ふたりのママから、きみたちへ (よりみちパン! セ) (よりみちパン!セ)

ふたりのママから、きみたちへ (よりみちパン! セ) (よりみちパン!セ)

ディズニーで初めて挙式した同性婚の著者二人が、性同一性障害や、同性愛に悩み苦しんでいる若い読者のために、マイノリティであっても生きていていいという、セクシャリティーと家族などから自分たちの経験を元に書かれたエッセイ。こういった関連の本が児童書にはないので(しかもレズビアン)どんなもんかとおもったが、割とマイルド。著者のお一人が、小さい頃家庭に暴力がある環境だったと書いているから、本当はすごく辛いことを経験されてるだろうし、書けないことも多かろう。書き方を、自分たちが将来家族として迎えいれたい赤ちゃんに向けて書いたことも、マイルドになってる理由だとは思うが、果たして、現在クラスで自分は違うと感じ始めた子達にとって欲しい情報が入っているかは若干疑問。どちらかというと、同性愛をマジョリティの人たちに理解してもらうための本なのかもしれないなぁと思う。

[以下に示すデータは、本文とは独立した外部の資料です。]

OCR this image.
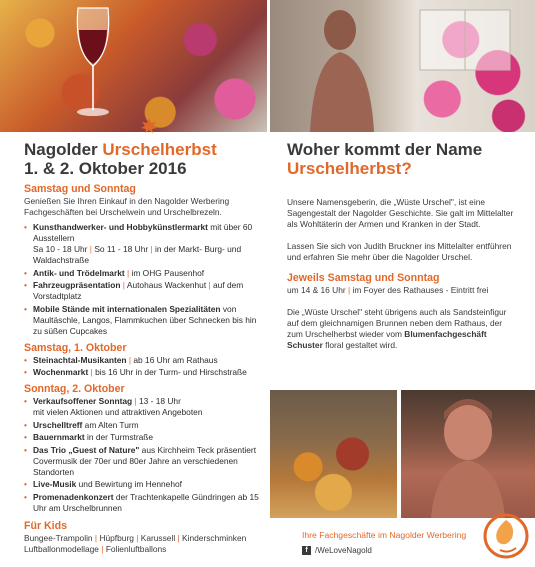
Nagolder Urschelherbst
1. & 2. Oktober 2016
Samstag und Sonntag
Genießen Sie Ihren Einkauf in den Nagolder Werbering Fachgeschäften bei Urschelwein und Urschelbrezeln.
• Kunsthandwerker- und Hobbykünstlermarkt mit über 60 Ausstellern
Sa 10 - 18 Uhr | So 11 - 18 Uhr | in der Markt- Burg- und Waldachstraße
• Antik- und Trödelmarkt | im OHG Pausenhof
• Fahrzeugpräsentation | Autohaus Wackenhut | auf dem Vorstadtplatz
• Mobile Stände mit internationalen Spezialitäten von Maultäschle, Langos, Flammkuchen über Schnecken bis hin zu süßen Cupcakes
Samstag, 1. Oktober
• Steinachtal-Musikanten | ab 16 Uhr am Rathaus
• Wochenmarkt | bis 16 Uhr in der Turm- und Hirschstraße
Sonntag, 2. Oktober
• Verkaufsoffener Sonntag | 13 - 18 Uhr
mit vielen Aktionen und attraktiven Angeboten
• Urschelltreff am Alten Turm
• Bauernmarkt in der Turmstraße
• Das Trio „Guest of Nature" aus Kirchheim Teck präsentiert Covermusik der 70er und 80er Jahre an verschiedenen Standorten
• Live-Musik und Bewirtung im Hennehof
• Promenadenkonzert der Trachtenkapelle Gündringen ab 15 Uhr am Urschelbrunnen
Für Kids
Bungee-Trampolin | Hüpfburg | Karussell | Kinderschminken
Luftballonmodellage | Folienluftballons
Woher kommt der Name
Urschelherbst?
Unsere Namensgeberin, die „Wüste Urschel", ist eine Sagengestalt der Nagolder Geschichte. Sie galt im Mittelalter als Wohltäterin der Armen und Kranken in der Stadt.
Lassen Sie sich von Judith Bruckner ins Mittelalter entführen und erfahren Sie mehr über die Nagolder Urschel.
Jeweils Samstag und Sonntag
um 14 & 16 Uhr | im Foyer des Rathauses - Eintritt frei
Die „Wüste Urschel" steht übrigens auch als Sandsteinfigur auf dem gleichnamigen Brunnen neben dem Rathaus, der zum Urschelherbst wieder vom Blumenfachgeschäft Schuster floral gestaltet wird.
Ihre Fachgeschäfte im Nagolder Werbering
f /WeLoveNagold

家族や学校以外の大人と会う機会がない。相談してくれ!という大人はウザイという10代からの意見に、本を読むことを進める著者に、あぁ、この人たちは教室でひっそり本を読んでいたのだなと、想像してしまう。誰かもっと自分に対して責任のない大人に、話をきいてもらいたい子達は、想像以上に多いのかもしれない。